LES ATTITUDES DE LA NORVEGE FACE A LA REFORME DE LA POLITIQUE DES DROGUES
Des signaux de changement se sont multipliés. Le très énergique activiste Arild Knutsen, leader de l’Association pour des Politiques des Drogues plus Humaines (Foreningen for Human Narkotikapolitikk) a changé la façon dont beaucoup de gens percevait le problème. Une attention particulière fut portée il y a quelques années quand le célèbre chercheur sur le cannabis Willy Pedersen, qui avait été un fervent prohibitionniste, a annoncé qu’il avait changé d’opinion et que maintenant il était pour une distribution légale du cannabis. Pedersen a aussi critiqué la prohibition du khat et la criminalisation, en général, des consommateurs de drogues en Norvège.
En Norvège comme ailleurs, l’élite politique se compose de gens qui ont mûri après que les drogues aient été plus faciles d’accès, et quelques uns ont même reconnu qu’ils en avait consommées. Le premier ministre, Jens Stoltenberg, du parti social-démocrate a reconnu avoir été un fumeur de joint durant sa jeunesse, et sa soeur Nina est une consommatrice d’héroïne connue. En diverses occasions elle a demandé une réforme de la politique des drogues. Son père, Thorvald Stoltenberg (photo), ancien premier ministre, a été un partisan remarqué des politiques alternatives en matière de drogues.
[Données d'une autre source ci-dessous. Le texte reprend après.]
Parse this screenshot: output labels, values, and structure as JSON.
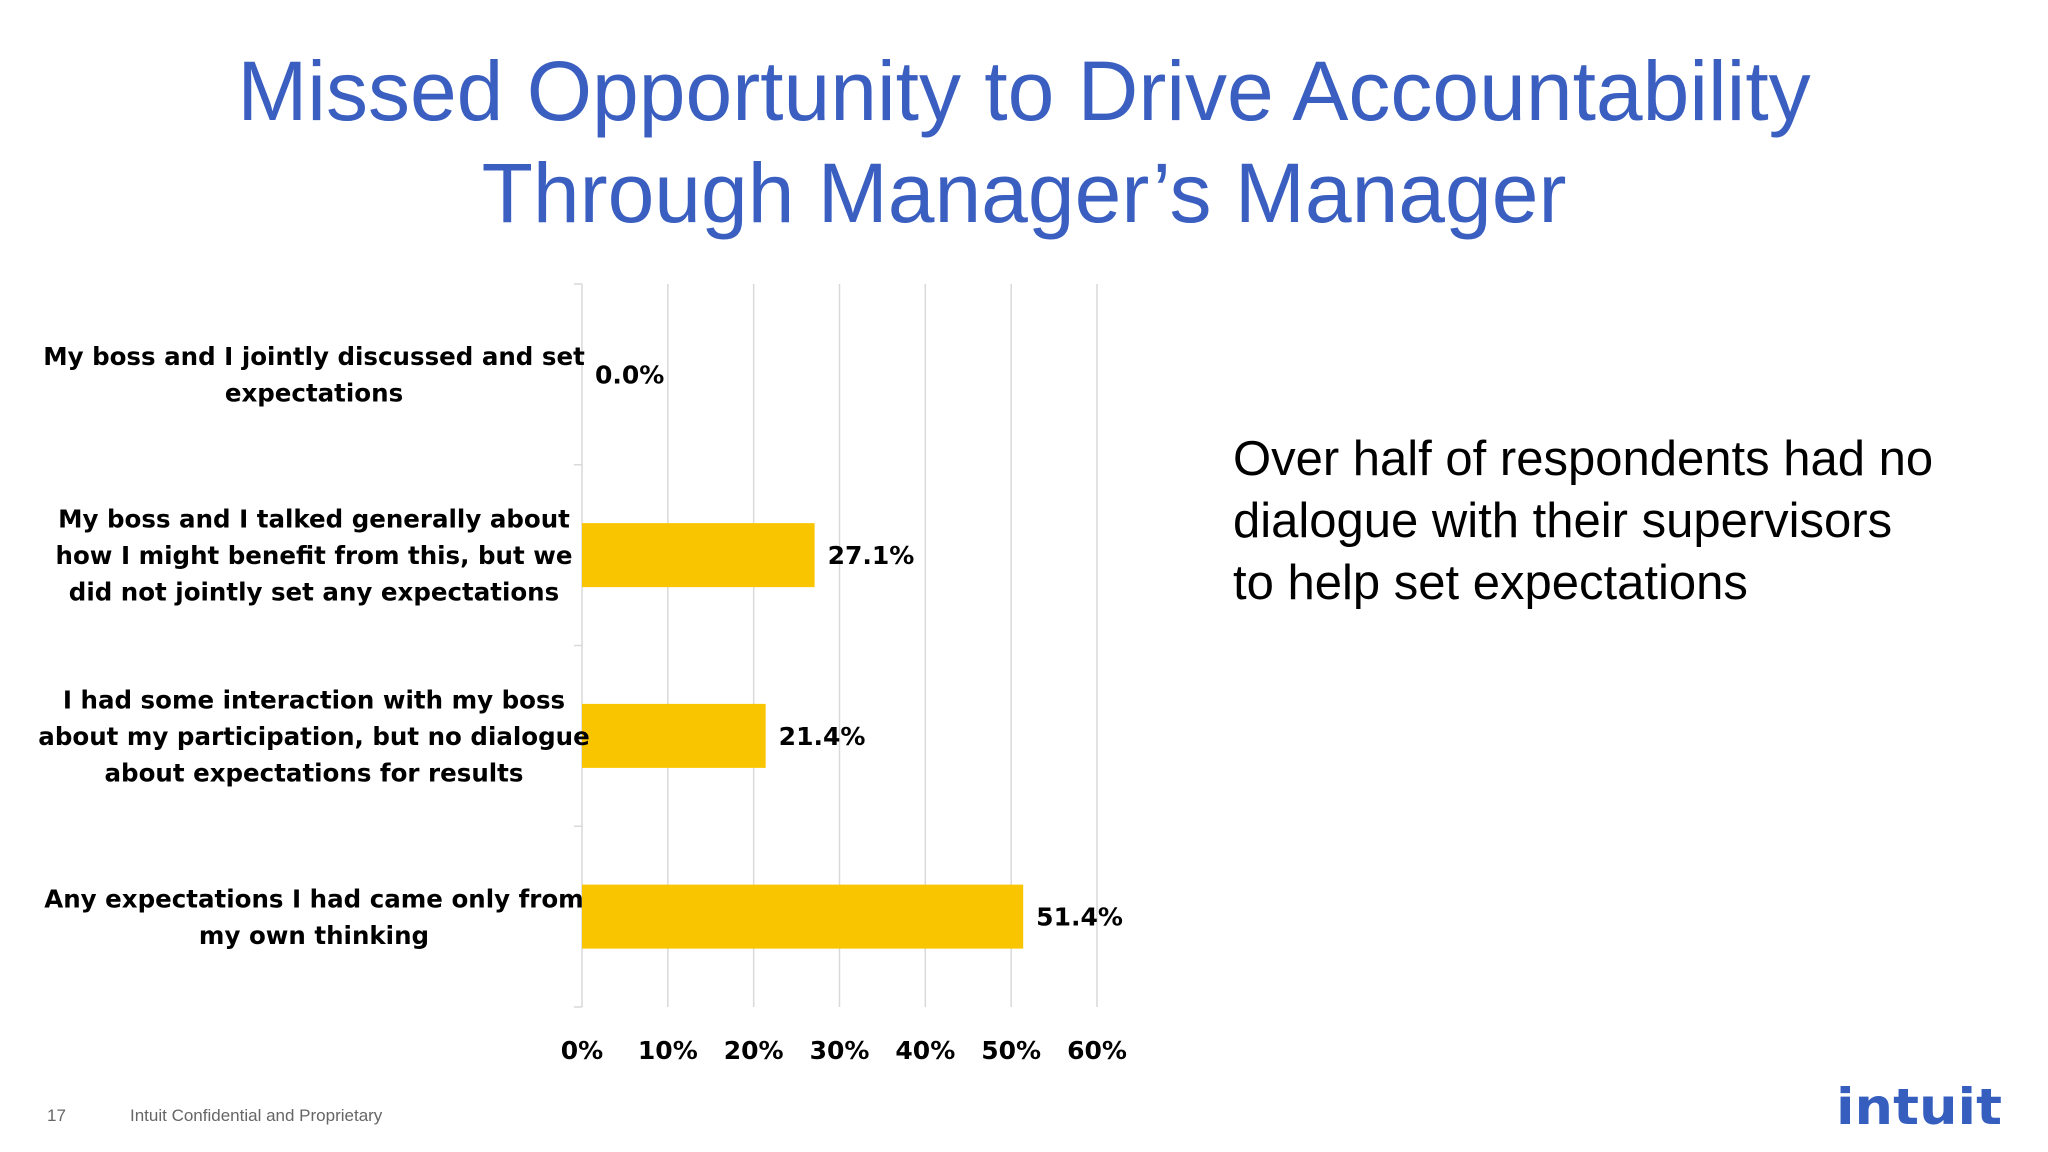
{
  "slide": {
    "title_lines": [
      "Missed Opportunity to Drive Accountability",
      "Through Manager’s Manager"
    ],
    "callout_lines": [
      "Over half of respondents had no",
      "dialogue with their supervisors",
      "to help set expectations"
    ],
    "slide_number": "17",
    "footer": "Intuit Confidential and Proprietary",
    "logo_text": "intuit",
    "colors": {
      "title": "#3a5fc0",
      "bar": "#f9c500",
      "gridline": "#d9d9d9",
      "logo": "#365ebf"
    }
  },
  "chart_data": {
    "type": "bar",
    "orientation": "horizontal",
    "categories": [
      [
        "My boss and I jointly discussed and set",
        "expectations"
      ],
      [
        "My boss and I talked generally about",
        "how I might benefit from this, but we",
        "did not jointly set any expectations"
      ],
      [
        "I had some interaction with my boss",
        "about my participation, but no dialogue",
        "about expectations for results"
      ],
      [
        "Any expectations I had came only from",
        "my own thinking"
      ]
    ],
    "values": [
      0.0,
      27.1,
      21.4,
      51.4
    ],
    "data_labels": [
      "0.0%",
      "27.1%",
      "21.4%",
      "51.4%"
    ],
    "xlim": [
      0,
      60
    ],
    "xticks": [
      "0%",
      "10%",
      "20%",
      "30%",
      "40%",
      "50%",
      "60%"
    ],
    "grid": true,
    "title": "",
    "xlabel": "",
    "ylabel": ""
  }
}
Il a été président d’une commission de haut niveau qui, en 2010, dans un rapport au Parlement de Norvège a exigé une approche plus tolérante, comme la dépénalisation de la consommation et de la possession de toutes drogues, et pour la mise en place d’expérimentation de prescription d’héroïne pour des consommateurs avérés. Il a aussi été, plus récemment, membre de la Commission Mondiale sur les Drogues, qui, comme nous le savons tous, a demandé un changement radical du régime de contrôle global dans son rapport de l’année dernière.
Malgré que les recommandations de la commission de Stoltenberg aient été rejetées vigoureusement par tous les partis politiques, il y a eu un adoucissement au niveau des attitudes et de la manière d’en parler. Les partis politiques et spécialement leurs organisations orientées vers la jeunesse portent désormais un regard critique sur le scénario de la guerre aux drogues.
Ces changements d’attitudes ont été évidents quand la revue Minerve (conservatrice) a consacré la dernière édition de 2011 à la réforme de la politique des drogues, avec écrit "Légaliser les drogues" sur la première page. En plus de quelques articles bien informés sur les politiques des drogues et le mouvement de réforme internationale, ils ont rencontré des parlementaires de tous les principaux partis politiques prêts à défendre des changements radicaux quant à l’approche publique des drogues. Minerva est associée au principal parti conservateur, Høyre, par ailleurs très prohibitionniste. L’hypocrisie de cette attitude a été démontrée quand un de ces principaux partisans de la guerre aux drogues, Henning Warloe, a reconnu être consommateur de cocaïne et d’amphétamines.
Les débats sur les alternatives au prohibitionnisme sclérosé ont duré jusqu’en 2012. Plusieurs journaux importants ont publié des articles remarquables qui demandaient la fin de la prohibition et l’expérimentation de régulation des marchés des drogues. Quelques sections locales du Parti Socialiste (SV) et du Parti Libéral (Venstre) demandent la légalisation de toutes les drogues. Même l’organisation jeunesse du Parti du Progrès (extrême droite), exige désormais la légalisation du cannabis. Le Parti du Progrès défend une économie libertaire, et leurs représentants sont connus à l’étranger pour défendre des modèles libéraux de politiques des drogues. Pourtant dans le discours qu’ils dispensent en Norvège, ils ont été les fervents défenseurs de la prohibition, demandant des peines de prison de plus en plus lourdes et rejetant toute discussion sur d’éventuelles alternatives. C’est pour ça que personne n’a été étonné quand les cadres du parti ont dénoncé sans délai la décision du parti jeunesse.
La situation actuelle en Norvège (et ailleurs) est donc que la prohibition reste enracinée dans l’institution politique mais aussi que les fissures dans la forteresse se font de plus en plus marquées. Les politiciens les plus âgés sont généralement incapables de changer d’attitude et les plus jeunes ne sont pas prêts à gaspiller leur capital dans ce qu’ils perçoivent comme une machine à perdre des bulletins de vote. Il faut qu’il y ait un changement perceptible dans l’opinion publique, ce n’est qu’ensuite que les politiciens changeront. Comme toujours, le peuple doit agir, et la politique suivra.